This guide assumes the following:
- Users are allowed to ssh into and between nodes allocated for their job without having to provide a password
- Users are allowed to open ports > 1024 on their jobs' nodes
- Each node has a local scratch space that is not shared between nodes† and users can write to it.
- For the sake of simplicity, we also assume nodes are not shared between jobs. Hadoop stresses aspects of the system (like I/O) that are not typically considered in resource allocation, so having Hadoop and non-Hadoop jobs on a shared node introduces a lot of unnecessary complexity.
We are also installing Apache Hadoop version 1, as opposed to version 2. This is a critical distinction because Hadoop version 2 is architecturally (and configurationally) very different from version 1. Hadoop 1 is what is in widespread production today, and it is the version for which most of the Hadoop application ecosystem has been developed. In the future I will be incorporating Hadoop2/YARN support into myHadoop, it's not there yet.
The exact version of Hadoop 1 we're using is less important; I am using the latest (as of this writing) version of Hadoop 1.2.1, although there is no reason this system would not work for earlier versions; we've tested using 1.0.4, 1.1.1, and the ancient 0.20 releases.
† Although this guide assumes each node has its own user-writeable local scratch, this is not a requirement for deploying Hadoop on traditional supercomputers. I will try to cover the more advanced topic of running Hadoop on shared/parallel filesystems in a future guide.
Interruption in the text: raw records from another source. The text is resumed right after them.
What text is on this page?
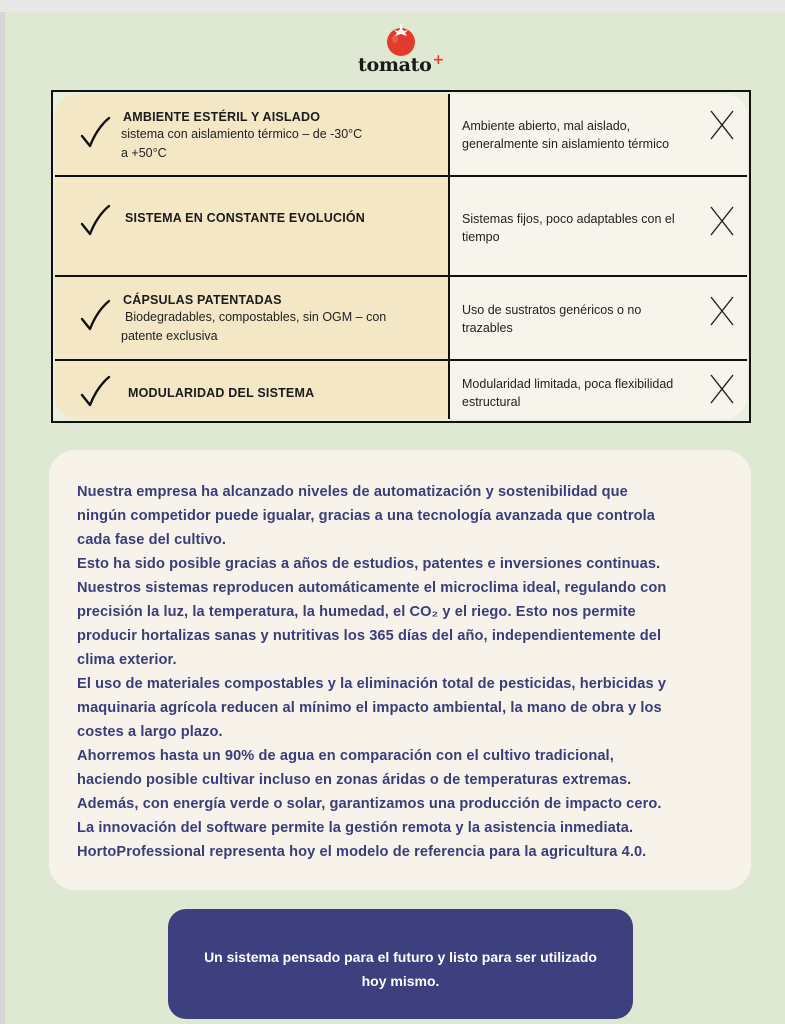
tomato+
AMBIENTE ESTÉRIL Y AISLADO
sistema con aislamiento térmico – de -30°C
a +50°C
Ambiente abierto, mal aislado,
generalmente sin aislamiento térmico
SISTEMA EN CONSTANTE EVOLUCIÓN	Sistemas fijos, poco adaptables con el
tiempo
CÁPSULAS PATENTADAS
Biodegradables, compostables, sin OGM – con
patente exclusiva
Uso de sustratos genéricos o no
trazables
MODULARIDAD DEL SISTEMA
Modularidad limitada, poca flexibilidad
estructural

Nuestra empresa ha alcanzado niveles de automatización y sostenibilidad que

ningún competidor puede igualar, gracias a una tecnología avanzada que controla

cada fase del cultivo.

Esto ha sido posible gracias a años de estudios, patentes e inversiones continuas.

Nuestros sistemas reproducen automáticamente el microclima ideal, regulando con

precisión la luz, la temperatura, la humedad, el CO₂ y el riego. Esto nos permite

producir hortalizas sanas y nutritivas los 365 días del año, independientemente del

clima exterior.

El uso de materiales compostables y la eliminación total de pesticidas, herbicidas y

maquinaria agrícola reducen al mínimo el impacto ambiental, la mano de obra y los

costes a largo plazo.

Ahorremos hasta un 90% de agua en comparación con el cultivo tradicional,

haciendo posible cultivar incluso en zonas áridas o de temperaturas extremas.

Además, con energía verde o solar, garantizamos una producción de impacto cero.

La innovación del software permite la gestión remota y la asistencia inmediata.

HortoProfessional representa hoy el modelo de referencia para la agricultura 4.0.

Un sistema pensado para el futuro y listo para ser utilizado
hoy mismo.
You can download the tarballs from the following locations:
Neither of these tarballs requires any sort of proper "installation;" simply unpack them wherever you'd like to have them be installed, e.g.,
$ mkdir ~/hadoop-stack
$ cd ~/hadoop-stack
$ tar zxvf hadoop-1.2.1-bin.tar.gz
hadoop-1.2.1/
hadoop-1.2.1/.eclipse.templates/
hadoop-1.2.1/.eclipse.templates/.externalToolBuilders/
hadoop-1.2.1/.eclipse.templates/.launches/
hadoop-1.2.1/bin/
hadoop-1.2.1/c++/
...
$ tar zxvf myhadoop-0.30b.tar.gz
myhadoop-0.30b/
myhadoop-0.30b/CHANGELOG
myhadoop-0.30b/LICENSE
myhadoop-0.30b/README.md
myhadoop-0.30b/bin/
myhadoop-0.30b/bin/myhadoop-bootstrap.sh
...
myHadoop ships with a patch file, myhadoop-1.2.1.patch, that converts the default configuration files that ship with Apache Hadoop into templates that myHadoop can then copy and modify when a user wants to run a job. To apply that patch,
$ cd hadoop-1.2.1/conf
$ patch < ../../myhadoop-0.30b/myhadoop-1.2.1.patch
patching file core-site.xml
patching file hdfs-site.xml
patching file mapred-site.xml
...and that's it. You now have Hadoop installed on your cluster.
When you want to spin up a Hadoop cluster, you will need to do the following from within a job environment--either a non-interactive job script, or an interactive job.
Define $HADOOP_HOME, which in the previous section's example, would be $HOME/hadoop-stack/hadoop-1.2.1:
$ export HADOOP_HOME=$HOME/hadoop-stack/hadoop-1.2.1
myHadoop needs to know where this is because $HADOOP_HOME/conf contains the patched configuration templates it will use to build actual cluster configurations.
Adding $HADOOP_HOME/bin and your myHadoop installation directory to $PATH is just a matter of additional convenience:
$ export PATH=$HADOOP_HOME/bin:$PATH
$ export PATH=$HOME/hadoop-stack/myhadoop-0.30b/bin:$PATH
In the event that your system does not have $JAVA_HOME properly set either, you must also define that.
$ export JAVA_HOME=/usr/java/latest
Define $HADOOP_CONF_DIR, which will be where your personal cluster's configuration will be located. This is an arbitrary choice, but I like to use the jobid, e.g.,
$ export HADOOP_CONF_DIR=$HOME/mycluster-conf-$PBS_JOBID
to ensure that running multiple Hadoop cluster jobs on the same supercomputer doesn't cause them all to step on each others' config directories.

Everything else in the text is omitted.